Top Senator Demands Palestinians Change ‘Martyr Payments’ Laws as Taylor Force Act Moves Closer to Potential Passage
As the Senate Foreign Relations Committee prepares to pass a bill that would massively cut aid to the Palestinian Authority (PA) until it ends its $300 million in annual payments to convicted terrorists and their families, one of the legislation’s leading advocates has said that the PA must change its own laws regarding the payments as a condition for continued US assistance.

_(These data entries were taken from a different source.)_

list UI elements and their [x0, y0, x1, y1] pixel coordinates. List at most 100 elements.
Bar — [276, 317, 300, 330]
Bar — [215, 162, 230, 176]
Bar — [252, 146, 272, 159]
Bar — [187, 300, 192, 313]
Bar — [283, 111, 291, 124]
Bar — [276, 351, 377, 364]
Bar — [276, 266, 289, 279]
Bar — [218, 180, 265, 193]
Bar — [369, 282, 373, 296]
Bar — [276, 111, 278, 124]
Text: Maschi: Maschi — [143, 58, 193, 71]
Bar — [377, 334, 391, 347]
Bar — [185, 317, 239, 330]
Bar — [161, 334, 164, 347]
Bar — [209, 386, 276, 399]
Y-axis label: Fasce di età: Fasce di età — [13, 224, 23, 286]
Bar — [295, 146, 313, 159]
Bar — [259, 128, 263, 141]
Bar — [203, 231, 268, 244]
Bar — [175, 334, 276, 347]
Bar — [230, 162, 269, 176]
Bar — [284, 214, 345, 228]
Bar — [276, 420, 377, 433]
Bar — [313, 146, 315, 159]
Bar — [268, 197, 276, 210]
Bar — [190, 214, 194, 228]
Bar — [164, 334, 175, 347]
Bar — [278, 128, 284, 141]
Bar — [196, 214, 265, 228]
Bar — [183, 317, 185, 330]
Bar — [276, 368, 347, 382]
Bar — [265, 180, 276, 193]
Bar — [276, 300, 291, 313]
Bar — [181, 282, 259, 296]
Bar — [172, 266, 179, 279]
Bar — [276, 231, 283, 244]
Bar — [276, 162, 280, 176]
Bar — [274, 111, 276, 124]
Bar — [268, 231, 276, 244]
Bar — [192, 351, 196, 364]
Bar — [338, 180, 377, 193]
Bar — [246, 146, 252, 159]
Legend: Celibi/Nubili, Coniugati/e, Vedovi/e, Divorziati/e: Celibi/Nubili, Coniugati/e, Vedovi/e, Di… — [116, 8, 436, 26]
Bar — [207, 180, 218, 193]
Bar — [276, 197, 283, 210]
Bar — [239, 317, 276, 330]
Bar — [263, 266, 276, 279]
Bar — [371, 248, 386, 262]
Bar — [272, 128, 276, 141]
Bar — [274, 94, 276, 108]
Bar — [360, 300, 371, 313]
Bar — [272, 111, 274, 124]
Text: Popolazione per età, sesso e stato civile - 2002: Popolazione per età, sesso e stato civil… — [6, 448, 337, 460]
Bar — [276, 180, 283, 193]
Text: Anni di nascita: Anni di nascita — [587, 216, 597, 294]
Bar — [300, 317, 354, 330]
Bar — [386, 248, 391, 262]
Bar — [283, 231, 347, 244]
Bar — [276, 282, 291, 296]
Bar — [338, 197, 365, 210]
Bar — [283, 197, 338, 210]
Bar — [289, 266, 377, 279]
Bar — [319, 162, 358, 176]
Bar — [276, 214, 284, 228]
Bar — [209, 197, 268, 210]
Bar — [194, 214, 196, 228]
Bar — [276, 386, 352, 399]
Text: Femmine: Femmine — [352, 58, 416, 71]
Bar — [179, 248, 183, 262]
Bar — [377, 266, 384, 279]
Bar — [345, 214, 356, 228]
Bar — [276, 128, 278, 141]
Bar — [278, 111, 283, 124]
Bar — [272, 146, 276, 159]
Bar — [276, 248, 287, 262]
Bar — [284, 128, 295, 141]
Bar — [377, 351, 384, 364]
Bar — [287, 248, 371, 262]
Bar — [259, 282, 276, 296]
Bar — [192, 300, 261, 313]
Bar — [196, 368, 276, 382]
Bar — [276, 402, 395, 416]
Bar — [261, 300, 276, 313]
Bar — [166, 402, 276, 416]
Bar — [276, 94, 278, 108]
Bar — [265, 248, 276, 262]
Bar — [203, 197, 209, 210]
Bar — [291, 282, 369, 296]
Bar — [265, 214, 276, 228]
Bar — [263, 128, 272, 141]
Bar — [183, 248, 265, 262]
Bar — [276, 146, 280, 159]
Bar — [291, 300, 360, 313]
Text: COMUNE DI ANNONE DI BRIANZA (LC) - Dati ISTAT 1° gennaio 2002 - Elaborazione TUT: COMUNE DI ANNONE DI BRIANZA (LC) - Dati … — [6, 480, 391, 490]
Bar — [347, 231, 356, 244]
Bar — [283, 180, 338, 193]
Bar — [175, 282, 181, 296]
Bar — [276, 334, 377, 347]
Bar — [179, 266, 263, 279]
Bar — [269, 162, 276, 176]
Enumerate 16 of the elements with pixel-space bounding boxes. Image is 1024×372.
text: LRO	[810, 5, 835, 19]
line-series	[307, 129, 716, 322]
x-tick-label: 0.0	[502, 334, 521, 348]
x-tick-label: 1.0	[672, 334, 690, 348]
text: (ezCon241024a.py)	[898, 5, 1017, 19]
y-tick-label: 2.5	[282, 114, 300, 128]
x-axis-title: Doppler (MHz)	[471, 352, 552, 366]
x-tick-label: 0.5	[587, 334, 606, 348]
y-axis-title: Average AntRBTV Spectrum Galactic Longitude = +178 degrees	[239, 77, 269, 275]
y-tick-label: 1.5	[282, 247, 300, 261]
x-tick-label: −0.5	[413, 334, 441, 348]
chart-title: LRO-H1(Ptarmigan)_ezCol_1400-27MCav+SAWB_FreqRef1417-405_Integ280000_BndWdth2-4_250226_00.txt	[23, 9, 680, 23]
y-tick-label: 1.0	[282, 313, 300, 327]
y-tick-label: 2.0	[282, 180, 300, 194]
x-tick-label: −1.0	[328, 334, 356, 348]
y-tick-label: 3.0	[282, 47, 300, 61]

“PA money is going to be cut off until they change their laws basically rewarding people for being terrorists,” Senator Lindsey Graham (R-SC) told The Weekly Standard (TWS) on Monday. In September 2016, Graham introduced the Taylor Force Act — named for the American fatality in a March 2016 terrorist attack in Israel — which is now set to be comfortably passed by the Foreign Relations Committee before the August recess.
“We have gotten the bill in a place where it’s going to receive overwhelming support,” Sen. Bob Corker (R-TN) told TWS.
A spokesperson for the National Security Council expressed support for the legislation as well. “The Taylor Force Act correctly identifies a significant issue and offers an option to address a major issue of concern,” the spokesperson said.
The issue of the PA’s ongoing policy of “martyr payments” has emerged as the main stumbling block in the initial attempts of President Donald Trump to revive direct talks between Israel and the Palestinians. PA President Mahmoud Abbas — who assured Trump in Washington, DC in May that Palestinian children were being raised in a “culture of peace” — earlier this month pledged to retain the policy even if doing so cost him his office.
“Even if I will have to leave my position, I will not compromise on the salary (rawatib) of a martyr (Shahid) or a prisoner, as I am the president of the entire Palestinian people, including the prisoners, the martyrs, the injured, the expelled, and the uprooted,” a July 5 Facebook statement published in Abbas’ name declared.
The Foreign Relations Committee will likely tweak the bill before approving it, with a careful eye on any remaining loopholes. Last week, former US government officials Elliott Abrams and Daniel Shapiro testified before the committee in favor of the Taylor Force Act, offering further suggestions intended — as Shapiro put it — to “effectively advance the goal of ending Palestinian payments to terrorist prisoners, while avoiding unintended harm to other US and Israeli interests.”